This books realistically and ever so staggeringly shows us what true forms of racism and sexism can look like, the prejudice that an Asian has to face in America for simply being yellow and not white, back in 1980s and how it was so devastating and heartbreaking for me to proceed, humiliation, insults and self loathing all was so beautifully captured by Ocean Vuong, the realities and the brutalities of life, for being a part of a race that you can't control, for being the part of a gender that you can't control, the way he displays them in such daring yet genuine intensity that it will make you question how you have been living life, how privileged you are and how truly fortunate you are, it will make you question your way of living and it will challenge your own perception of mankind and humanity, of life itself. All this is so shattering and disrupting, Vuong also shows us the other side, the side of the victims who were grown in this prejudiced society and were fostered oppression and oppressive mentalities, even if it was against their own kind.
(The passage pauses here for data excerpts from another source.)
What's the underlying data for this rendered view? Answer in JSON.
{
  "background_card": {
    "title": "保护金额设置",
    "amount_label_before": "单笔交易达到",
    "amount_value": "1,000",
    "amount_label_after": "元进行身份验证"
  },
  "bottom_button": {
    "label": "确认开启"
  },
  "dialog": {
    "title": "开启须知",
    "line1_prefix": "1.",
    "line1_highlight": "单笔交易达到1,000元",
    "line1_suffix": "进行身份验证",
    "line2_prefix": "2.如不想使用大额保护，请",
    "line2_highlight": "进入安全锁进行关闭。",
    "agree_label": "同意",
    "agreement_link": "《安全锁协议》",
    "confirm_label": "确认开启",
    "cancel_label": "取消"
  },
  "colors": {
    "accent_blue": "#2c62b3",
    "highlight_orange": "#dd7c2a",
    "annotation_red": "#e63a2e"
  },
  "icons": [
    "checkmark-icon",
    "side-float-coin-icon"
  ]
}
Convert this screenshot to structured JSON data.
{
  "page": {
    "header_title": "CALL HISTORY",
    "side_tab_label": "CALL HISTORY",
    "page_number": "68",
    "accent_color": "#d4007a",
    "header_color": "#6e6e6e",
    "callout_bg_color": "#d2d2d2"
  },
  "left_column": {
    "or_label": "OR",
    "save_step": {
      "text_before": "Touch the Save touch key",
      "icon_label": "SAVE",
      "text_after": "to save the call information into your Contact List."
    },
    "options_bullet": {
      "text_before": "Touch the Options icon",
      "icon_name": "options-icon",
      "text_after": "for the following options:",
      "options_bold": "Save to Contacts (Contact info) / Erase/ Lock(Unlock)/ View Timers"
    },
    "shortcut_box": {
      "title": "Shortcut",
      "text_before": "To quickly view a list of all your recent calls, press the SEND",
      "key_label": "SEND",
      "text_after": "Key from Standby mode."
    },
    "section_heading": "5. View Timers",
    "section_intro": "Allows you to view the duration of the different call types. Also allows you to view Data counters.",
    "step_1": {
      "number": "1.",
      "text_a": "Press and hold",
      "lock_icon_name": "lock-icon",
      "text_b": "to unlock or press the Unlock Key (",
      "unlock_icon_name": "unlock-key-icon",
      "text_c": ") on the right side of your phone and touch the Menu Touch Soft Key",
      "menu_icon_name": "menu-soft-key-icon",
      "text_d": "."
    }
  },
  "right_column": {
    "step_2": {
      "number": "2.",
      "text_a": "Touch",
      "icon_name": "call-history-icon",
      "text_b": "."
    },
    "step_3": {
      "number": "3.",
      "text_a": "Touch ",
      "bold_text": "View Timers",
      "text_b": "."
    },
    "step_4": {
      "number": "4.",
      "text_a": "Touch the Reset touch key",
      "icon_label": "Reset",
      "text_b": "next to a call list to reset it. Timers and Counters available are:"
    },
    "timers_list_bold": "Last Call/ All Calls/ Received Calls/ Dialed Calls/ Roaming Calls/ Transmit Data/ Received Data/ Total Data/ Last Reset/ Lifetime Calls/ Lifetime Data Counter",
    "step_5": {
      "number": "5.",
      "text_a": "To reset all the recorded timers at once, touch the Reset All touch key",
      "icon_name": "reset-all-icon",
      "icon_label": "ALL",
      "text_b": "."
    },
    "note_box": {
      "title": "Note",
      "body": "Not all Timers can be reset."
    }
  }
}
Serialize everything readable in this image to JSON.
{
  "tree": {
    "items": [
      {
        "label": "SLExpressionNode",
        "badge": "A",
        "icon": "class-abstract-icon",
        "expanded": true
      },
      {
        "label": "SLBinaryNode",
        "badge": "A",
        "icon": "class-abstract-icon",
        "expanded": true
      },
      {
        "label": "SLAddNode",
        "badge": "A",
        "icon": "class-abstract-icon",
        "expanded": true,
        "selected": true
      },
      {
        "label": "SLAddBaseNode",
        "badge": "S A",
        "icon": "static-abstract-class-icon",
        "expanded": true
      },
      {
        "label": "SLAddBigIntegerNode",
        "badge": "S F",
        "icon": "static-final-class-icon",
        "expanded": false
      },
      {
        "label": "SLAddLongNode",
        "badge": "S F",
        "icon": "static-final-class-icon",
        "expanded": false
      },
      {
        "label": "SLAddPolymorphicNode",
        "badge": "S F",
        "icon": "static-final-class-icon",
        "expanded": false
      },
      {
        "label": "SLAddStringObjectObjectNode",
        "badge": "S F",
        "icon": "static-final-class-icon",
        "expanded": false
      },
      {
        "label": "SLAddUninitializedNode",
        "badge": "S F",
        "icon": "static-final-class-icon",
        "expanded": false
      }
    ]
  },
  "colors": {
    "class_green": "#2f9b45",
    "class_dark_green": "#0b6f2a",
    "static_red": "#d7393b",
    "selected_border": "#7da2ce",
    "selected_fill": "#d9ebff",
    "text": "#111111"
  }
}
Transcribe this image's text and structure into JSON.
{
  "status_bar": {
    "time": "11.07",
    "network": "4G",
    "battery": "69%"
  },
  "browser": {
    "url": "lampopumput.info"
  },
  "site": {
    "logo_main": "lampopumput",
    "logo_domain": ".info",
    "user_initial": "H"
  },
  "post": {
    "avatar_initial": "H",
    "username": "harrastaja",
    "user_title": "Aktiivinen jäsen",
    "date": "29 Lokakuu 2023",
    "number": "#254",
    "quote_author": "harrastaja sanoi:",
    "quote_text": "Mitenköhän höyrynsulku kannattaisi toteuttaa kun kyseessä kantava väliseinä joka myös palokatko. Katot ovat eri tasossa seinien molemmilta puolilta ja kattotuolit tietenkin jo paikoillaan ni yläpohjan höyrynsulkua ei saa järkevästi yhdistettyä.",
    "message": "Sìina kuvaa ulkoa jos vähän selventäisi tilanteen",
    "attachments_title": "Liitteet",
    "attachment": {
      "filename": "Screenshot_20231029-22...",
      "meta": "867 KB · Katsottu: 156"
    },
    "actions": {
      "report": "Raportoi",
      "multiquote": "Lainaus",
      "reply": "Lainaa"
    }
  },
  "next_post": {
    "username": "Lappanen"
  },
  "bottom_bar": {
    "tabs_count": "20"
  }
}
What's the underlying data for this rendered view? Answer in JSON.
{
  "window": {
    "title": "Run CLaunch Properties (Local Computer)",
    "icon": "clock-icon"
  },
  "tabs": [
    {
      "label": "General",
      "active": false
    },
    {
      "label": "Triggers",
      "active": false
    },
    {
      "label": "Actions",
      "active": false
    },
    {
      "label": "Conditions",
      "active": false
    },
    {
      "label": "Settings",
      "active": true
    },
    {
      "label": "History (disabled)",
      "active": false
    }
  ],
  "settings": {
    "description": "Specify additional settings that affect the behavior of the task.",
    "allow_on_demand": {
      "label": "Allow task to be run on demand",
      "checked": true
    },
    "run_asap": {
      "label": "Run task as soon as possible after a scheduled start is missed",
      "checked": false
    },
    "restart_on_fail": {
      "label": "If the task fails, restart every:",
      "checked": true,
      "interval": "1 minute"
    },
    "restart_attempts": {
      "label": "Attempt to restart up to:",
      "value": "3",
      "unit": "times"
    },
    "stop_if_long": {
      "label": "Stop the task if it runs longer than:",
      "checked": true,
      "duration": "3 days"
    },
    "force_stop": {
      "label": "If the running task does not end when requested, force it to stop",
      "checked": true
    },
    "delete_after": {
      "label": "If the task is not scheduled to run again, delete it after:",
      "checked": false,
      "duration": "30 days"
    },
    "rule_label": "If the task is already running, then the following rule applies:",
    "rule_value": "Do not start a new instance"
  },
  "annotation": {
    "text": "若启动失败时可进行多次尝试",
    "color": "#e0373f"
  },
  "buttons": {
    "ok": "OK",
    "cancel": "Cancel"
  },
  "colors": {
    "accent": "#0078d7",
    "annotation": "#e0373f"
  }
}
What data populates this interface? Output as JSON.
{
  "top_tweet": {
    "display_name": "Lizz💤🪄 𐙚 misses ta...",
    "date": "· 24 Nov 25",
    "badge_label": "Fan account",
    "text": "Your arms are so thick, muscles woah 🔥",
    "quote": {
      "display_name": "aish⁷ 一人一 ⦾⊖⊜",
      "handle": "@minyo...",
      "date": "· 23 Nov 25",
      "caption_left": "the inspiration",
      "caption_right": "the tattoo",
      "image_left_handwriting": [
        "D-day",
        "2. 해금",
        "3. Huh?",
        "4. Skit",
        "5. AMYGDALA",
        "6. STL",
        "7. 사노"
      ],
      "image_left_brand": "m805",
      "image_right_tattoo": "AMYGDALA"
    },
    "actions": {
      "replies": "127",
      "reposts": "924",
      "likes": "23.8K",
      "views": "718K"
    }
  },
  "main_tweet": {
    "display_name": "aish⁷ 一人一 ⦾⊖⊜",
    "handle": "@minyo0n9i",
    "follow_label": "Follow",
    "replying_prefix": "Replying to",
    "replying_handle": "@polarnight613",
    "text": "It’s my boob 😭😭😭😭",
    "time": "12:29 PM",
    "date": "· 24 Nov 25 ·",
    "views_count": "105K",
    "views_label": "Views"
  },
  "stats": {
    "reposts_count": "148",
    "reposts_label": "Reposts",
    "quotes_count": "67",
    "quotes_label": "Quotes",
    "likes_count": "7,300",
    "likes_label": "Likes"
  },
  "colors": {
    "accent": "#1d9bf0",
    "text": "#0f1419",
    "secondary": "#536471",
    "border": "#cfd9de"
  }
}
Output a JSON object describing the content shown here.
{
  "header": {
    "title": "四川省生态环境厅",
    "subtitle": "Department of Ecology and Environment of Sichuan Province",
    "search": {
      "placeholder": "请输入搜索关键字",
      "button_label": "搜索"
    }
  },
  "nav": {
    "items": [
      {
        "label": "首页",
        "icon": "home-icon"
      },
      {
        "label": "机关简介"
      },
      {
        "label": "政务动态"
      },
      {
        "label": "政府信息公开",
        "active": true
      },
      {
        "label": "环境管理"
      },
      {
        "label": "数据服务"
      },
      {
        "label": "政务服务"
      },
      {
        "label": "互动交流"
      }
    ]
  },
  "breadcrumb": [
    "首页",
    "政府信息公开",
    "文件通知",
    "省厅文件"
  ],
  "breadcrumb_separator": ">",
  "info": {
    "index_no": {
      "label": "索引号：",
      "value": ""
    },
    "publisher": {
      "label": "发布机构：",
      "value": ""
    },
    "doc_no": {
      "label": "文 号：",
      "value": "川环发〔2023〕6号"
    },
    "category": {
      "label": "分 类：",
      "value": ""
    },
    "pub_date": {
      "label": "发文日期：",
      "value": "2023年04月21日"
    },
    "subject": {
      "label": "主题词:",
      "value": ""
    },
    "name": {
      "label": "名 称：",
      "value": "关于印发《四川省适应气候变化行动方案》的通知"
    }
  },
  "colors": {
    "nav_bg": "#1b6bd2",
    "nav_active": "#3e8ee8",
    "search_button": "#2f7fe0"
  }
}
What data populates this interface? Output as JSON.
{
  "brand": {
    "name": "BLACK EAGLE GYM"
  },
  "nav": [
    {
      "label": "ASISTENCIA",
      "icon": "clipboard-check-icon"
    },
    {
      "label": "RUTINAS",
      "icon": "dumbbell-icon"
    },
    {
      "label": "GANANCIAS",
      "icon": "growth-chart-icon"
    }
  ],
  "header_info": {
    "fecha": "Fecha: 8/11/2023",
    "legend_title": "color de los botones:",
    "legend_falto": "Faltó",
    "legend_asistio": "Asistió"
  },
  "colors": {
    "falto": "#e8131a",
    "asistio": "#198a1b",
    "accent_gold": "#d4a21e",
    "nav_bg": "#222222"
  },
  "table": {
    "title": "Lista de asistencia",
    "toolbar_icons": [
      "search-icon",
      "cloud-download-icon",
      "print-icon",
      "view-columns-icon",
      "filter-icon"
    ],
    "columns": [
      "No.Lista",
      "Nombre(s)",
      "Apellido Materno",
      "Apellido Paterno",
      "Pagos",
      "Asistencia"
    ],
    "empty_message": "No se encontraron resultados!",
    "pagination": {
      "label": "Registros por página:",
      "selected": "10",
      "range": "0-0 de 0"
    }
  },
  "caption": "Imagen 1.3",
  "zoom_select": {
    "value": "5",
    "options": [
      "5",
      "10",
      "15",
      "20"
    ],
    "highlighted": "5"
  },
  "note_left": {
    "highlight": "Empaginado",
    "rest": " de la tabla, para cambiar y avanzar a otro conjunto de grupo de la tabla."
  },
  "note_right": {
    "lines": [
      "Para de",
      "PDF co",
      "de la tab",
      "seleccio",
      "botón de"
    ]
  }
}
How the mother and the Grandmother perceives themselves as inferior and lowly for being Asian compared to the whites in America, how they constantly kept developing this mentality and the self hatred they felt for something that was never in their hands, the detestation to oneself for something that they are not responsible for, the trailing and growing toxicity of generations and generations, all was shown by Ocean Vuong in it's most rawest form. How the narrator himself was a victim of both the sides, a constant and urgent duality always springing amidst the depths of the heart.
Homosexuality, the exploration, shame and the prejudice against it. This is the part that will be the hardest for me to continue on, because how Vuong showed us the reality for queer people in those times are nothing but real. Vuong shows how our narrator found his love, how he was stroked to explore and identify his own sexuality, the shame that comes after the first intercourse, all so vividly and magnificently that I really have nothing to say. How he found his love, how they shared moments which were limited, how they knew that this was eventually going to end, that they were about to say goodbye, that this, their love, would never persist and shine in a time like this, in a time where homosexuality was perceived as an illness and a disordered state of mind, how the bigoted society painted this to be a crime and how even today, as of speaking, homosexuality and queerhood is considered illegal, illness and a crime in many places across the globe. This was absolutely devastating and heartbreaking, the most striking part of the entire novel for me was when our narrator mustered up the courage to open up and come out to his mother.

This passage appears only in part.